We have some cron jobs, to remove old data; but recently, as the amount of data increased, they have been causing io spikes. The internet suggested the problem was caused by deleting everything in one transaction:
DELETE FROM foo WHERE some condition;
We found an example of chunking deletes, in T-SQL, but porting the loop to PL/pgSQL proved… problematic.

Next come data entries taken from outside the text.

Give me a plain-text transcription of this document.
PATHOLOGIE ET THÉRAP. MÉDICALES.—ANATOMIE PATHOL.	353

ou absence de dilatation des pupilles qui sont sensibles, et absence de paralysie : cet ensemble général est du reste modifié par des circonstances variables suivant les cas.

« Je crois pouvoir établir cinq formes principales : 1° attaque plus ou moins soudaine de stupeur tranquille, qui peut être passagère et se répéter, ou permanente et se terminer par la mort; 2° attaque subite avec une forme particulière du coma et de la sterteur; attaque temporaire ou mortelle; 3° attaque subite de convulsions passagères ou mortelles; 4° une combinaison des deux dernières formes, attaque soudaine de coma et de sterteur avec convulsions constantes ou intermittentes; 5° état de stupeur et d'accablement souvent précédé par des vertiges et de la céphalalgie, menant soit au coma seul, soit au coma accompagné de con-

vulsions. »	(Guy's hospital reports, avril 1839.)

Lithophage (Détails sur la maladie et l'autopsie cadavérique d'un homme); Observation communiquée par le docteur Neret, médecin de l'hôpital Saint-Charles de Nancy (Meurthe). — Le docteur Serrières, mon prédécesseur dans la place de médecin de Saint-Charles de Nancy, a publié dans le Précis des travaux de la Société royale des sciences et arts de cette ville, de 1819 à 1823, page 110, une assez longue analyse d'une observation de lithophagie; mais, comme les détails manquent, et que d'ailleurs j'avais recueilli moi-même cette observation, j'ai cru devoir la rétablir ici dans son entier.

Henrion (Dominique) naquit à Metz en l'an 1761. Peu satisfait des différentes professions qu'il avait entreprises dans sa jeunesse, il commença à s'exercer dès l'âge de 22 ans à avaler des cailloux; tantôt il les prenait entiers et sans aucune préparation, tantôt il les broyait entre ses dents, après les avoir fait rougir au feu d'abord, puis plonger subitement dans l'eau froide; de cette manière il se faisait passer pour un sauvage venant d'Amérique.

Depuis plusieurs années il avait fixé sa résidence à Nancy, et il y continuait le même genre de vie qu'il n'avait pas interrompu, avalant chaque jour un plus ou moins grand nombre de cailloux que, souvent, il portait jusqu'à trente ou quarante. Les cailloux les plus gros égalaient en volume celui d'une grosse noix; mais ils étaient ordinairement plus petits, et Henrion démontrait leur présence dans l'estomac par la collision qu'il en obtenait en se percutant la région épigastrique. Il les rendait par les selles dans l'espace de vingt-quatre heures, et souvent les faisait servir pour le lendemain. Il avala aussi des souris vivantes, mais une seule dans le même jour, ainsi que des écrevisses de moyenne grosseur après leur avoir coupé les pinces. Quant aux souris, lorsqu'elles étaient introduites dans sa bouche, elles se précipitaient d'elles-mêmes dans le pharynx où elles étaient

It would be nice to simply write:
DELETE FROM foo WHERE <condition> LIMIT 100;
But that syntax doesn’t exist. The easiest thing seems to be using a CTE, to find the ids of the rows to delete:
DELETE FROM foo WHERE id = any(array(SELECT id FROM foo WHERE <condition> LIMIT 100));
And of course it’s useful to know how many rows were actually deleted (rather than the hopeful batch size):
WITH deleted AS ( DELETE FROM foo WHERE id = any(array(SELECT id FROM foo WHERE <condition> limit 100)) RETURNING id ) SELECT count(*) FROM deleted;
It’s easier to do the loop in bash, if you can persuade psql to return that info:
while : do VALUE=$(psql -qtA -d $DBNAME -c "WITH deleted AS...") echo "deleted $VALUE" if [ $VALUE -eq 0 ] then break fi sleep 1 done
There’s 2 params to play with: the batch size, and the delay between loops. It’s pretty straightforward to identify how fast you can delete, without incurring a noticeable io penalty.
Just remember that you won’t necessarily get that disk space back: it’s just made available for re-use, unless you perform some compaction.